Really? Try this exercise: imagine that you got paid just 10 times as much as you do now. “Just” 10 times. How much of a difference would that make in your life? I’m in a comfortable position; optimistically, I’m probably somewhere in the bottom of the 20%, so I don’t have to worry much about making ends meet, and give me an order of magnitude more money and I’d just be socking it away in a bank. But if you’re poor, if you’re struggling to cover child care and rent and keep the family fed, that’s an immense difference.
And of course the other factor is that the 20% aren’t actually working any harder than the 80% — their labor may require more training (which we’re trying hard to lock poor people out of with skyrocketing education costs), but they’re not actually working any harder than you are. My father was often working two jobs in order to keep spinning his wheels in poverty, so I’ve seen this inequality at work, and am well aware that I’m on the lucky side of the rich-poor divide.
But set aside all the squinty-eyed statistical games, and simply ask the fundamental question: Who owns the country? Where is the product of 315 million people’s labor going?

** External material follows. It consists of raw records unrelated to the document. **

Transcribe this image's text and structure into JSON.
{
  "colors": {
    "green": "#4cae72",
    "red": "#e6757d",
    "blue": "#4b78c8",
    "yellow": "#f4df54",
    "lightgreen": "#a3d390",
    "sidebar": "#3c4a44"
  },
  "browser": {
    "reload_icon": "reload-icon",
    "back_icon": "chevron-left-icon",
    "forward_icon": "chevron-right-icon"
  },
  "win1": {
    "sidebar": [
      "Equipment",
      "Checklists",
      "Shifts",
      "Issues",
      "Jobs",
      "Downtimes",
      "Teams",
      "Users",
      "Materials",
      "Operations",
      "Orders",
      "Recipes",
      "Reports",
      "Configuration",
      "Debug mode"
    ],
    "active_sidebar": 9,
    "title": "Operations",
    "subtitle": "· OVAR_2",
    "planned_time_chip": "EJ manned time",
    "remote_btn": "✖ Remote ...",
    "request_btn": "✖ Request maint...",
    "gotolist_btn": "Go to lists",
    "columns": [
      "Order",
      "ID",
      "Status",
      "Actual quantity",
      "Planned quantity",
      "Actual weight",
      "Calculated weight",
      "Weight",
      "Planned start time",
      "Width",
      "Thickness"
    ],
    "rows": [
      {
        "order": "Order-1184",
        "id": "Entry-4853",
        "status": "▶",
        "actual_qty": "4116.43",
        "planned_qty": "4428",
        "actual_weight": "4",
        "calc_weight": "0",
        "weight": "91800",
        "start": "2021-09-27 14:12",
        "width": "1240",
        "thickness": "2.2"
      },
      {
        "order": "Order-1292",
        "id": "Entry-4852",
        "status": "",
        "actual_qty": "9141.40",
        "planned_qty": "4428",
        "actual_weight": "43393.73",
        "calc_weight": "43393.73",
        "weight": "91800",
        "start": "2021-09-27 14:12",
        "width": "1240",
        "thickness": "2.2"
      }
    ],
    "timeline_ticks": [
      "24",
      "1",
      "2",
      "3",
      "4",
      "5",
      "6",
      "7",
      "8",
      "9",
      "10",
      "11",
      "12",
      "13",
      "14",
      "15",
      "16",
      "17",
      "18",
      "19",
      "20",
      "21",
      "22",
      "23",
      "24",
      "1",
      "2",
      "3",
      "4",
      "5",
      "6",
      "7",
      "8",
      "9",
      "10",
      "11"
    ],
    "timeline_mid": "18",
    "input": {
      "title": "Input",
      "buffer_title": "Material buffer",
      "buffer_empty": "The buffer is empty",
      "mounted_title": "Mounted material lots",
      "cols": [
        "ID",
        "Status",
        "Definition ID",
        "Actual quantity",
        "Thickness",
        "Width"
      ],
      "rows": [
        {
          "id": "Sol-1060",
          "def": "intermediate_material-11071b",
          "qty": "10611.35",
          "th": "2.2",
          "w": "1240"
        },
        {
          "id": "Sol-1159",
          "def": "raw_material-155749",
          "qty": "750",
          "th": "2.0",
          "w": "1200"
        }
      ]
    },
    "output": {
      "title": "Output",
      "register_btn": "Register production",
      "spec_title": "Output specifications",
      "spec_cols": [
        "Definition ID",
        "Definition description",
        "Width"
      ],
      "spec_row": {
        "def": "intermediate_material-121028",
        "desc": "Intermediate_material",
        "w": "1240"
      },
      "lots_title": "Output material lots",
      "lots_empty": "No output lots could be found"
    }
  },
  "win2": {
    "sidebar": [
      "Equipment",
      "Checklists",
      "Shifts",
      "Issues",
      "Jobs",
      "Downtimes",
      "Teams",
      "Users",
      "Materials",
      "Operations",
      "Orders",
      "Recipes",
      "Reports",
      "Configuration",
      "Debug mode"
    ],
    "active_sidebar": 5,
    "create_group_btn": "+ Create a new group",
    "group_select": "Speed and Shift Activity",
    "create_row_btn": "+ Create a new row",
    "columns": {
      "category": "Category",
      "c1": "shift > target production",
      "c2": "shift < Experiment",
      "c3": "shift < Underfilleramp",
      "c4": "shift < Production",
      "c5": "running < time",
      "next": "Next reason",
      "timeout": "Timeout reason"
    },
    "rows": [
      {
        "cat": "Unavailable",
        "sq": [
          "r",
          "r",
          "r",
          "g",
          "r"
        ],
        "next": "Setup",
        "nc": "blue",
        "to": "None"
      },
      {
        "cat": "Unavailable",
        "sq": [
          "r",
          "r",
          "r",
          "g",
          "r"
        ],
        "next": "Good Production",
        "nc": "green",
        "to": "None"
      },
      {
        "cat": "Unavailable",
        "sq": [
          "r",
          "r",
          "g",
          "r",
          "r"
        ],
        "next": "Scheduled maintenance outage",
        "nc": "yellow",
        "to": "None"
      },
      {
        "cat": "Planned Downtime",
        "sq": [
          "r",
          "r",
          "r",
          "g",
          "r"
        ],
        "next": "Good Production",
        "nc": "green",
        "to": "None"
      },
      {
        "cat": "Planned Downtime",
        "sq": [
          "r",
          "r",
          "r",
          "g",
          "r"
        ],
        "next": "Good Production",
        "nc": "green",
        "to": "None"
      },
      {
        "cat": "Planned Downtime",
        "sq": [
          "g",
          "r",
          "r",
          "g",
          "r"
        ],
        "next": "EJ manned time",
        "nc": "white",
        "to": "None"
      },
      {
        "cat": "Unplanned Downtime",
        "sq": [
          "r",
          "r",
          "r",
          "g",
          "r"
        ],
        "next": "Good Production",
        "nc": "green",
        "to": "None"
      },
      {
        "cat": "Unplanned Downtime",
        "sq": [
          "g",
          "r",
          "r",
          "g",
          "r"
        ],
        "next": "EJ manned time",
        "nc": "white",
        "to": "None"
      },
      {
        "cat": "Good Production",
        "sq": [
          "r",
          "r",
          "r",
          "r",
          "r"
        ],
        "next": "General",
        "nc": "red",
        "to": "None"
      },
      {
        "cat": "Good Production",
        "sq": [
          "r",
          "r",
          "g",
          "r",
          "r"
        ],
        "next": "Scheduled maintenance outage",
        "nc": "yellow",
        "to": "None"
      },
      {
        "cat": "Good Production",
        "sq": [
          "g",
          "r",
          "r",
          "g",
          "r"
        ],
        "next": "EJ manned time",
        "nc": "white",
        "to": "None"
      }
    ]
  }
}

In the United States, wealth is highly concentrated in a relatively few hands. As of 2010, the top 1% of households (the upper class) owned 35.4% of all privately held wealth, and the next 19% (the managerial, professional, and small business stratum) had 53.5%, which means that just 20% of the people owned a remarkable 89%, leaving only 11% of the wealth for the bottom 80% (wage and salary workers). In terms of financial wealth (total net worth minus the value of one’s home), the top 1% of households had an even greater share: 42.1%.
That’s the inequality that we’re concerned about, that a mere 1% own well over a third of the wealth of the country, and it’s increasing — they use that wealth to manipulate media and politics to steal even greater quantities of our work. We are becoming a kleptocracy.
But never mind that. Look! Over there! There’s a poor person with an Xbox!
But wait! Even that claim that the poor have gotten richer may be dodgy: this analysis of reported incomes shows that we’ve been experiencing a decline.